I think Stewart said it best when he accepted his award: “Years from now, when the Earth is just a burning husk, and aliens visit, they will find a box of these, and they will know just how predictable these fucking things can be.”

This was supposed to be the narrative for the Drama awards. Two major categories, Lead Actor in a Drama Series and Outstanding Drama Series, have been dominated the past several years by television’s anointed “important” programs. Coming into Sunday’s show, Bryan Cranston had won Lead Actor every year he was nominated for his role as Walter White in Breaking Bad (three times), and Mad Men had taken home the award for Drama Series every year it was nominated (four times). Something to note: Both Cranston and Mad Men have been nominated in these categories every year they have been on air, so basically, they have never not won.

The smart money this year was on the trend continuing, with Cranston grabbing a fourth statue for Breaking Bad’s grittiest season and Mad Men taking its fifth for yet another set of standout episodes. If the critics were to be trusted, the only thing that might change these two shows’ fortunes was the other. Mad Men’s Jon Hamm has never won an Emmy for his role as Don Draper, and he is certainly deserving, and the same people who thought this was Breaking Bad’s grittiest work also deemed it some of the show’s best. It was anyone’s game, if he happened to be on AMC.

Enter Homeland. The CIA counter-terrorism drama is on Showtime, a network that, before Sunday night, had never won a Drama Emmy. While Claire Danes’ bipolar CIA officer was the lock of the night in Lead Actress in a Drama Series, anything else would just be a cherry on top as the show heads into its second season this weekend. I’ve been a fan of Homeland since I binge watched the 12-episode first season over two days last spring, and I was pulling for a win. But, I had to be realistic: There was no way Homeland was going to top what are more and more frequently being cemented as two of the greatest television shows of all time.

Spoiler alert: It did. Much like Cornell did to Yale the day before, Homeland plowed through the competition. Its pilot episode locked up the first statue of the night in Writing for a Drama Series, and if you haven’t yet watched it, make time to this week. It’s worth it. While this was surprising, as it beat out three episodes of Mad Men and one from the increasingly popular and acclaimed Downton Abbey, no one was prepared for what came next. Damien Lewis, a British actor who plays an American Marine potentially turned to Al-Qaeda after eight years in captivity, came out of nowhere to top Cranston and Hamm, and won an Emmy for Lead Actor in a Drama Series. After Danes received her preordained award for Lead Actress, there was a glimmer of hope: Could this happen? Could Homeland win Outstanding Drama Series for what was a pretty perfect premiere season?

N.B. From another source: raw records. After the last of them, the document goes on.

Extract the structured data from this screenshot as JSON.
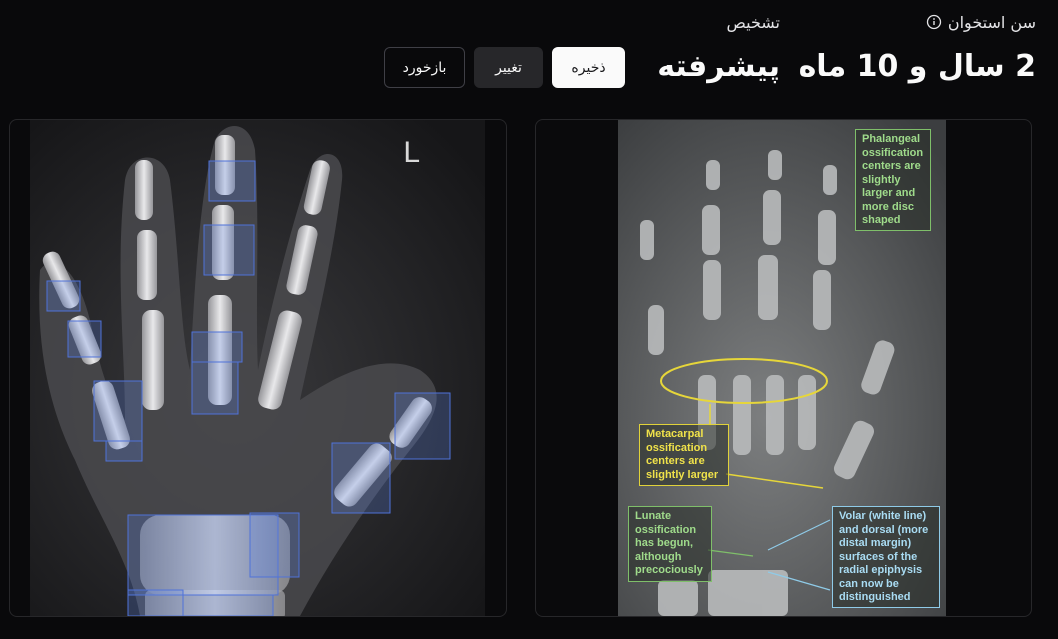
{
  "header": {
    "bone_age_label": "سن استخوان",
    "bone_age_value": "2 سال و 10 ماه",
    "diagnosis_label": "تشخیص",
    "diagnosis_value": "پیشرفته"
  },
  "buttons": {
    "save": "ذخیره",
    "change": "تغییر",
    "feedback": "بازخورد"
  },
  "left_image": {
    "marker": "L"
  },
  "right_image": {
    "annotations": {
      "phalangeal": "Phalangeal ossification centers are slightly larger and more disc shaped",
      "metacarpal": "Metacarpal ossification centers are slightly larger",
      "lunate": "Lunate ossification has begun, although precociously",
      "volar": "Volar (white line) and dorsal (more distal margin) surfaces of the radial epiphysis can now be distinguished"
    }
  },
  "colors": {
    "background": "#09090b",
    "primary_button": "#fafafa",
    "secondary_button": "#27272a",
    "detection_box": "#4f72d9",
    "annotation_green": "#9fdb8b",
    "annotation_yellow": "#f0e24a",
    "annotation_blue": "#a9dcf3"
  },
  "icons": {
    "info": "info-circle-icon"
  }
}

Spoiler alert II: It did. Without exaggerating, in just one night, Homeland established itself as the best show on television. Not only did it stop two unstoppable juggernaut winning streaks, it won Drama awards for writing, lead actor and actress and overall series. Regardless of who it beat, that’s impressive. Add in that we’re currently in what some consider a “Golden Age” of television dramas, and it’s all the more extraordinary that Homeland topped these four major categories. Final count for Breaking Bad: One win out of seven nominations (Outstanding Supporting Actor for Aaron Paul). For Mad Men: Zero out of 17 nominations.

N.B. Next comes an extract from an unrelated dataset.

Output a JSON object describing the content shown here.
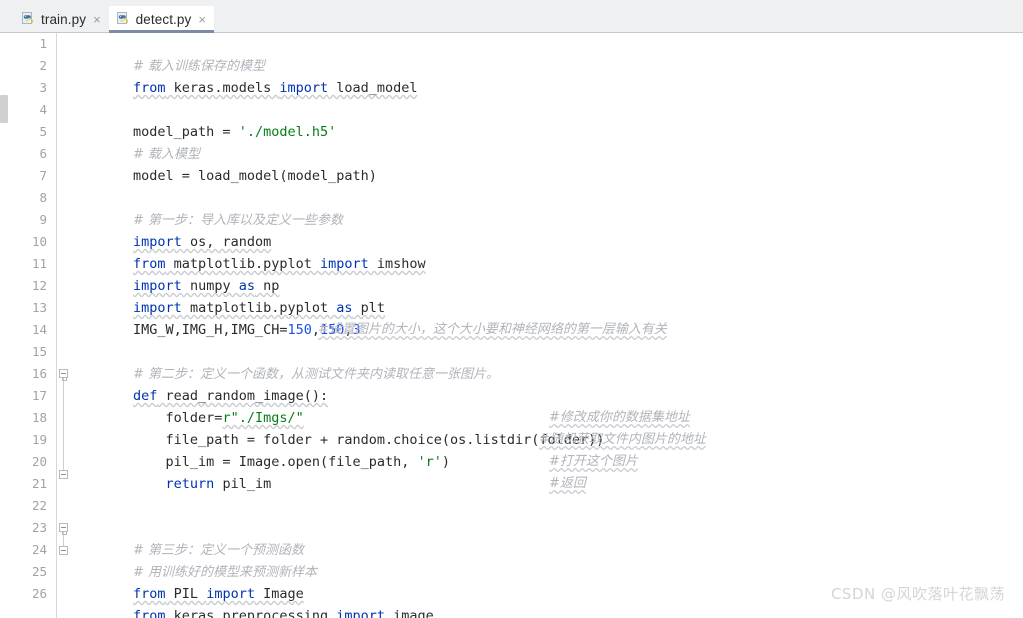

Awards don’t mean everything, or according to some people, anything at all. If you don’t like the faceless voting process of the Emmys, take it from a fan: Homeland is enjoyable, smart and constantly shifting. It’s also probably the best show since Battlestar Galactica to accurately portray the tensions and fears of a post-9/11 America. It remains to be seen if Homeland’s brilliant first season was a fluke, but I think we’ll find that its new role as top drama is only going to solidify as the program moves into season two. Either way, come Sunday night, I’ll be watching Showtime.